On se trompe, en effet, si l'on croit le territoire québécois encore riche en puissants cours d'eau vierges. Les ententes intervenues entre le gouvernement québécois et les nations autochtones rendent aléatoire l'exploitation des fleuves nordiques et le Sud du Québec n'offre que des débits limités. Dans le cas de l'énergie éolienne, les déclarations flamboyantes du premier ministre québécois ont précédé l'inventaire des ressources, de sorte que Jean Charest peut ressembler tout à l'heure à Perrette pleurant la perte de son pot au lait : « Adieu, veau, vache, cochon, couvée! » En outre, les technologies auxquelles on songe appartiennent déjà à des intérêts étatsuniens, ce qui limite à peu de choses l'espoir que le Québec puisse s'enrichir en leur ouvrant ses frontières.

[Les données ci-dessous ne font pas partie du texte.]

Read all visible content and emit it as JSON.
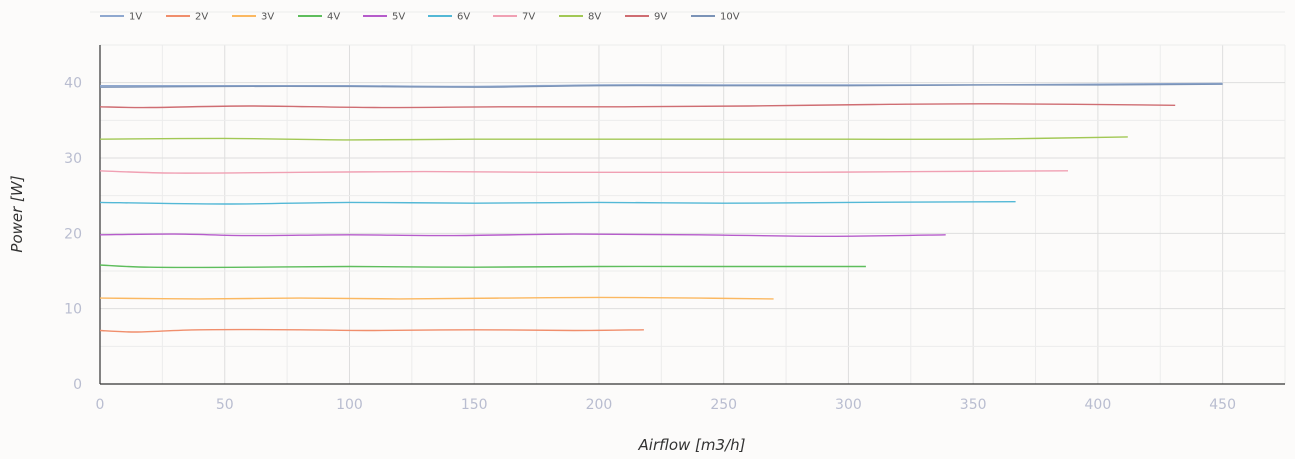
{
  "chart_data": {
    "type": "line",
    "title": "",
    "xlabel": "Airflow [m3/h]",
    "ylabel": "Power [W]",
    "xlim": [
      0,
      475
    ],
    "ylim": [
      0,
      45
    ],
    "x_ticks": [
      0,
      50,
      100,
      150,
      200,
      250,
      300,
      350,
      400,
      450
    ],
    "y_ticks": [
      0,
      10,
      20,
      30,
      40
    ],
    "grid": true,
    "legend_position": "top-left",
    "series": [
      {
        "name": "1V",
        "color": "#8fa8cf",
        "x": [
          0,
          50,
          100,
          150,
          200,
          250,
          300,
          350,
          400,
          450
        ],
        "y": [
          39.6,
          39.6,
          39.6,
          39.5,
          39.7,
          39.7,
          39.7,
          39.7,
          39.8,
          39.9
        ]
      },
      {
        "name": "2V",
        "color": "#f08e6c",
        "x": [
          0,
          15,
          40,
          80,
          110,
          150,
          190,
          218
        ],
        "y": [
          7.1,
          6.9,
          7.2,
          7.2,
          7.1,
          7.2,
          7.1,
          7.2
        ]
      },
      {
        "name": "3V",
        "color": "#fbb861",
        "x": [
          0,
          40,
          80,
          120,
          160,
          200,
          240,
          270
        ],
        "y": [
          11.4,
          11.3,
          11.4,
          11.3,
          11.4,
          11.5,
          11.4,
          11.3
        ]
      },
      {
        "name": "4V",
        "color": "#5ebd5c",
        "x": [
          0,
          20,
          60,
          100,
          150,
          200,
          250,
          307
        ],
        "y": [
          15.8,
          15.5,
          15.5,
          15.6,
          15.5,
          15.6,
          15.6,
          15.6
        ]
      },
      {
        "name": "5V",
        "color": "#b65ccb",
        "x": [
          0,
          30,
          60,
          100,
          140,
          190,
          240,
          290,
          339
        ],
        "y": [
          19.8,
          19.9,
          19.7,
          19.8,
          19.7,
          19.9,
          19.8,
          19.6,
          19.8
        ]
      },
      {
        "name": "6V",
        "color": "#53b8d6",
        "x": [
          0,
          50,
          100,
          150,
          200,
          250,
          300,
          367
        ],
        "y": [
          24.1,
          23.9,
          24.1,
          24.0,
          24.1,
          24.0,
          24.1,
          24.2
        ]
      },
      {
        "name": "7V",
        "color": "#f0a0b3",
        "x": [
          0,
          30,
          80,
          130,
          180,
          230,
          280,
          330,
          388
        ],
        "y": [
          28.3,
          28.0,
          28.1,
          28.2,
          28.1,
          28.1,
          28.1,
          28.2,
          28.3
        ]
      },
      {
        "name": "8V",
        "color": "#a2c855",
        "x": [
          0,
          50,
          100,
          150,
          200,
          250,
          300,
          350,
          412
        ],
        "y": [
          32.5,
          32.6,
          32.4,
          32.5,
          32.5,
          32.5,
          32.5,
          32.5,
          32.8
        ]
      },
      {
        "name": "9V",
        "color": "#cf6d72",
        "x": [
          0,
          20,
          60,
          110,
          160,
          210,
          260,
          310,
          360,
          431
        ],
        "y": [
          36.8,
          36.7,
          36.9,
          36.7,
          36.8,
          36.8,
          36.9,
          37.1,
          37.2,
          37.0
        ]
      },
      {
        "name": "10V",
        "color": "#7b93b7",
        "x": [
          0,
          50,
          100,
          150,
          200,
          250,
          300,
          350,
          400,
          450
        ],
        "y": [
          39.4,
          39.5,
          39.5,
          39.4,
          39.6,
          39.6,
          39.6,
          39.7,
          39.7,
          39.8
        ]
      }
    ]
  }
}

Alors? Mieux vaudrait préciser le programme d'économie d'énergie. Mieux vaudrait ne vendre que ce qui a fait l'objet d'évaluation. Mieux vaudrait ne pas faire du Québec le servile fournisseur d'un ogre énergivore incapable de modérer sa boulimie. Souhaitons que la prochaine improvisation de Jean Charest débouche sur de moindres risques.